Aron Baynes: One of the NBA's Most Physical Players

Head Coach Tony Bennett has helped develop many NBA players throughout his 20 years coaching college basketball such as All-Star Klay Thompson at Washington State University and Rookie of the Year Malcom Brogdon at the University of Virginia. The Phoenix Suns made a trade with the Boston Celtics a few weeks ago that landed them two other Bennett alumni in Ty Jerome and Aron Baynes. While Jerome may be the hot name coming off just winning a National Championship with Bennett, Baynes' bruising play is going to help bring physicality and veteran leadership to the Suns roster. 

After being an Assistant and an Associate Head Coach at Washington State, Bennett earned the official Head Coaching title in 2006 during Baynes sophomore season. The two would go on to battle through the Pac-12 together for the following three years.

Going head-to-head against players such as UCLA’s Kevin Love, USC’s Nikola Vucevic and Stanford’s Brook and Robin Lopez was no easy task for Baynes, but in each and every matchup the center from Australia put up a tough fight and made his name known. 

“Our league was amazing at Washington State,” Bennett said about the Pac-12. “What Aron did for us, he was so physical. He would get people open with the best screens I’ve seen. He would run the floor. He’d get on the glass and he’d finish.” 

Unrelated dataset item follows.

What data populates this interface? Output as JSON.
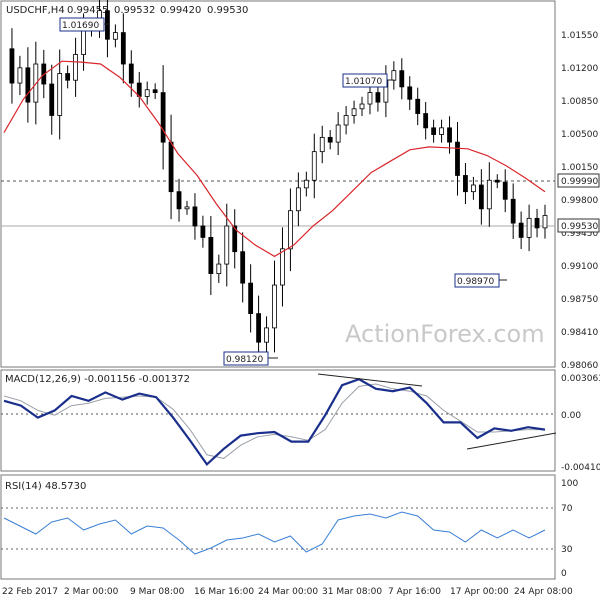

Baynes brought those same physical gifts from college to the NBA as one of the toughest post players in the league. Beyond the size and strength of the 260-pounder, his hustle and determination are unlike other players his size. 

“He’ll die trying,” Bennett said. “He just keeps going and going. He’s relentless with his pursuit of things offensively and defensively. That’s a rare quality in players. Most of them are first effort, maybe second effort guys, but Baynes is first, second, third. That’s huge.” 

Baynes may not be the type of player that stuffs the stat sheet every night, but he’ll always make the opposing team feel his presence on the court, literally and physically. 

“People will look twice when he’s around. He’s either about to challenge me and be physical or he’s going to set a legal hard screen,” Bennett said. “You’re aware of his presence and he gets guys turning their head a little bit and figuring out where he is. That’s a good thing.” 

The big man joins the Suns after making the playoffs in six of his seven seasons in the league, including winning an NBA Championship with the San Antonio Spurs in 2014. Bennett believes that besides just Bayne’s experience, who he is as a person will be a perfect fit as a leader inside the Suns locker room.

“His journey has been good,” Bennett said. “There’s no substitute for experience. I know Monty [Williams]. He’s serious and so is James Jones. They’re serious about a winning culture and trying to make sure that the character and the culture is at a high level. Ty and Baynes, those are high character guys.”